La part de l'autoconsommation peut être mesurée en poids et en francs grâce aux évaluations de la production et de la consommation fournies par le budget. Rapprochées d'autres sources, ces évaluations se révèlent fiables. Si la consommation par tête du ménage dépasse nettement celle d'un ménage de journaliers, elle se situe en effet dans la fourchette des pensions alimentaires attribuées aux veufs à Hélette. De même les rendements et les prix concordent-ils avec les données des enquêtes et statistiques agricoles193.

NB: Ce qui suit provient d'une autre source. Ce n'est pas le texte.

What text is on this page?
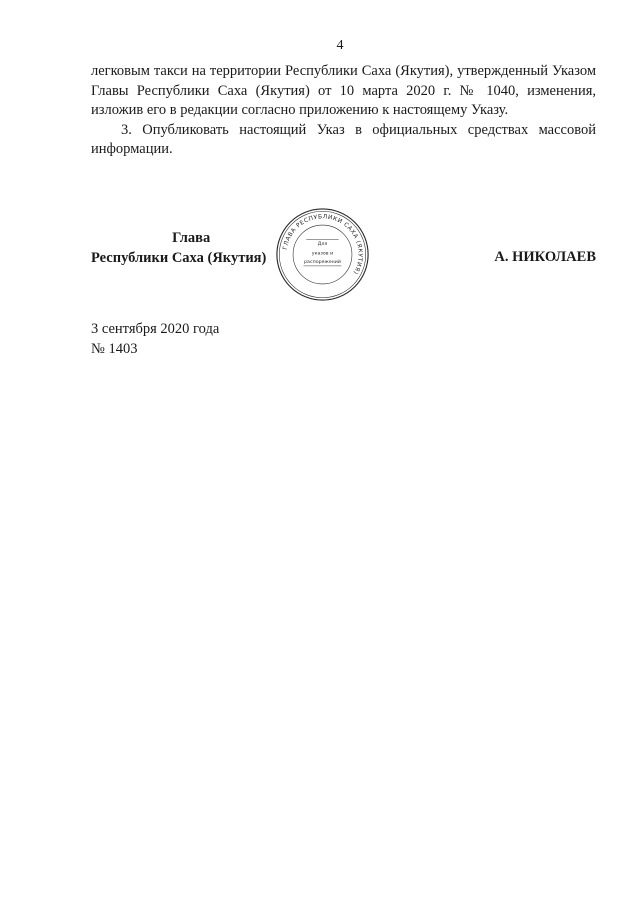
4

легковым такси на территории Республики Саха (Якутия), утвержденный Указом Главы Республики Саха (Якутия) от 10 марта 2020 г. № 1040, изменения, изложив его в редакции согласно приложению к настоящему Указу.

3. Опубликовать настоящий Указ в официальных средствах массовой информации.

Глава
Республики Саха (Якутия)	А. НИКОЛАЕВ
ГЛАВА РЕСПУБЛИКИ САХА (ЯКУТИЯ)
Для
указов и
распоряжений
3 сентября 2020 года
№ 1403
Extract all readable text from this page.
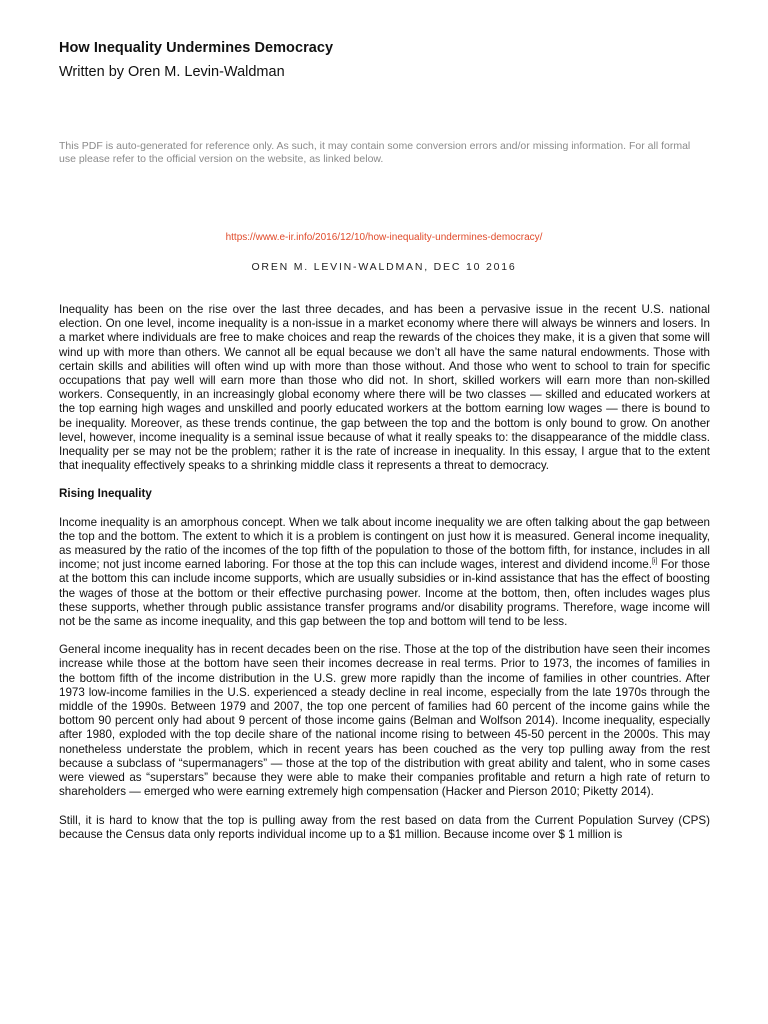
How Inequality Undermines Democracy
Written by Oren M. Levin-Waldman
This PDF is auto-generated for reference only. As such, it may contain some conversion errors and/or missing information. For all formal use please refer to the official version on the website, as linked below.
https://www.e-ir.info/2016/12/10/how-inequality-undermines-democracy/
OREN M. LEVIN-WALDMAN, DEC 10 2016

Inequality has been on the rise over the last three decades, and has been a pervasive issue in the recent U.S. national election. On one level, income inequality is a non-issue in a market economy where there will always be winners and losers. In a market where individuals are free to make choices and reap the rewards of the choices they make, it is a given that some will wind up with more than others. We cannot all be equal because we don’t all have the same natural endowments. Those with certain skills and abilities will often wind up with more than those without. And those who went to school to train for specific occupations that pay well will earn more than those who did not. In short, skilled workers will earn more than non-skilled workers. Consequently, in an increasingly global economy where there will be two classes — skilled and educated workers at the top earning high wages and unskilled and poorly educated workers at the bottom earning low wages — there is bound to be inequality. Moreover, as these trends continue, the gap between the top and the bottom is only bound to grow. On another level, however, income inequality is a seminal issue because of what it really speaks to: the disappearance of the middle class. Inequality per se may not be the problem; rather it is the rate of increase in inequality. In this essay, I argue that to the extent that inequality effectively speaks to a shrinking middle class it represents a threat to democracy.

Rising Inequality

Income inequality is an amorphous concept. When we talk about income inequality we are often talking about the gap between the top and the bottom. The extent to which it is a problem is contingent on just how it is measured. General income inequality, as measured by the ratio of the incomes of the top fifth of the population to those of the bottom fifth, for instance, includes in all income; not just income earned laboring. For those at the top this can include wages, interest and dividend income.[i] For those at the bottom this can include income supports, which are usually subsidies or in-kind assistance that has the effect of boosting the wages of those at the bottom or their effective purchasing power. Income at the bottom, then, often includes wages plus these supports, whether through public assistance transfer programs and/or disability programs. Therefore, wage income will not be the same as income inequality, and this gap between the top and bottom will tend to be less.

General income inequality has in recent decades been on the rise. Those at the top of the distribution have seen their incomes increase while those at the bottom have seen their incomes decrease in real terms. Prior to 1973, the incomes of families in the bottom fifth of the income distribution in the U.S. grew more rapidly than the income of families in other countries. After 1973 low-income families in the U.S. experienced a steady decline in real income, especially from the late 1970s through the middle of the 1990s. Between 1979 and 2007, the top one percent of families had 60 percent of the income gains while the bottom 90 percent only had about 9 percent of those income gains (Belman and Wolfson 2014). Income inequality, especially after 1980, exploded with the top decile share of the national income rising to between 45-50 percent in the 2000s. This may nonetheless understate the problem, which in recent years has been couched as the very top pulling away from the rest because a subclass of “supermanagers” — those at the top of the distribution with great ability and talent, who in some cases were viewed as “superstars” because they were able to make their companies profitable and return a high rate of return to shareholders — emerged who were earning extremely high compensation (Hacker and Pierson 2010; Piketty 2014).

Still, it is hard to know that the top is pulling away from the rest based on data from the Current Population Survey (CPS) because the Census data only reports individual income up to a $1 million. Because income over $ 1 million is
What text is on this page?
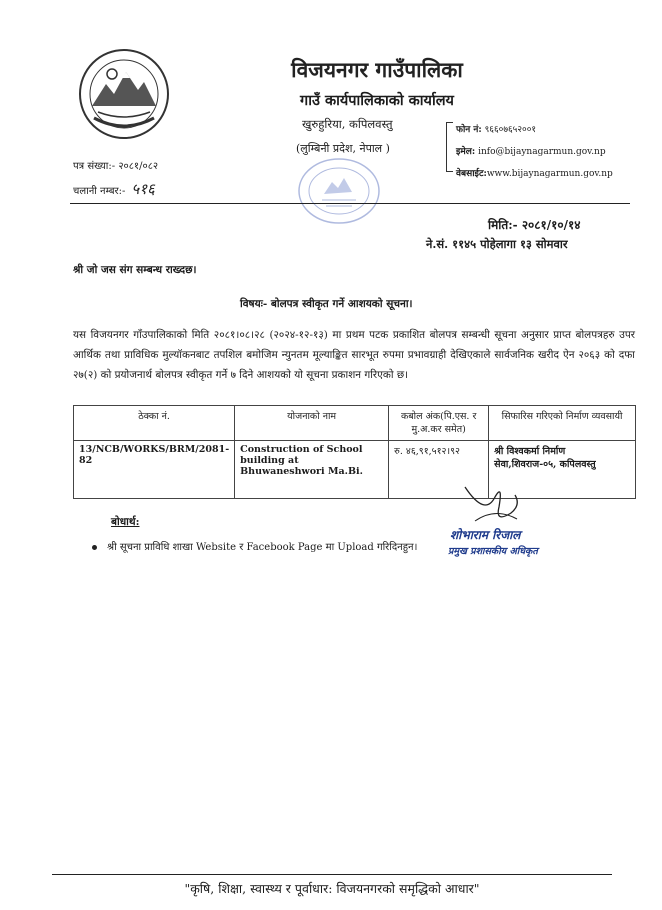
विजयनगर गाउँपालिका
गाउँ कार्यपालिकाको कार्यालय
खुरुहुरिया, कपिलवस्तु
(लुम्बिनी प्रदेश, नेपाल )
फोन नं: ९६६०७६५२००१
इमेल: info@bijaynagarmun.gov.np
वेबसाईट:www.bijaynagarmun.gov.np
पत्र संख्या:- २०८१/०८२
चलानी नम्बर:- ५१६
मिति:- २०८१/१०/१४
ने.सं. ११४५ पोहेलागा १३ सोमवार
श्री जो जस संग सम्बन्ध राख्दछ।
विषयः- बोलपत्र स्वीकृत गर्ने आशयको सूचना।
यस विजयनगर गाँउपालिकाको मिति २०८१।०८।२८ (२०२४-१२-१३) मा प्रथम पटक प्रकाशित बोलपत्र सम्बन्धी सूचना अनुसार प्राप्त बोलपत्रहरु उपर आर्थिक तथा प्राविधिक मुल्यॉकनबाट तपशिल बमोजिम न्युनतम मूल्याङ्कित सारभूत रुपमा प्रभावग्राही देखिएकाले सार्वजनिक खरीद ऐन २०६३ को दफा २७(२) को प्रयोजनार्थ बोलपत्र स्वीकृत गर्ने ७ दिने आशयको यो सूचना प्रकाशन गरिएको छ।
ठेक्का नं.	योजनाको नाम	कबोल अंक(पि.एस. र मु.अ.कर समेत)	सिफारिस गरिएको निर्माण व्यवसायी
13/NCB/WORKS/BRM/2081-82	Construction of School building at Bhuwaneshwori Ma.Bi.	रु. ४६,९१,५१२।९२	श्री विश्वकर्मा निर्माण सेवा,शिवराज-०५, कपिलवस्तु
शोभाराम रिजाल
प्रमुख प्रशासकीय अधिकृत
बोधार्थ:
श्री सूचना प्राविधि शाखा Website र Facebook Page मा Upload गरिदिनहुन।
"कृषि, शिक्षा, स्वास्थ्य र पूर्वाधार: विजयनगरको समृद्धिको आधार"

La production brute de l'exploitation, mesurée en francs, se partage en trois parties à peu près égales : les consommations intermédiaires réinvesties dans l'exploitation, les produits commercialisés, et la consommation du ménage. On peut donc évaluer à 1/3 la part de l'autoconsommation. Elle concerne les petites productions vivrières des champs, du jardin et de la basse-cour, et la production laitière : haricots, châtaignes, légumes, lin, bois, porcs, lait et fromage sont entièrement destinés à la consommation du ménage. Mais c'est aussi le cas de la production céréalière : hormis quelques surplus, ni le froment ni le maïs ne sont produits pour le marché194.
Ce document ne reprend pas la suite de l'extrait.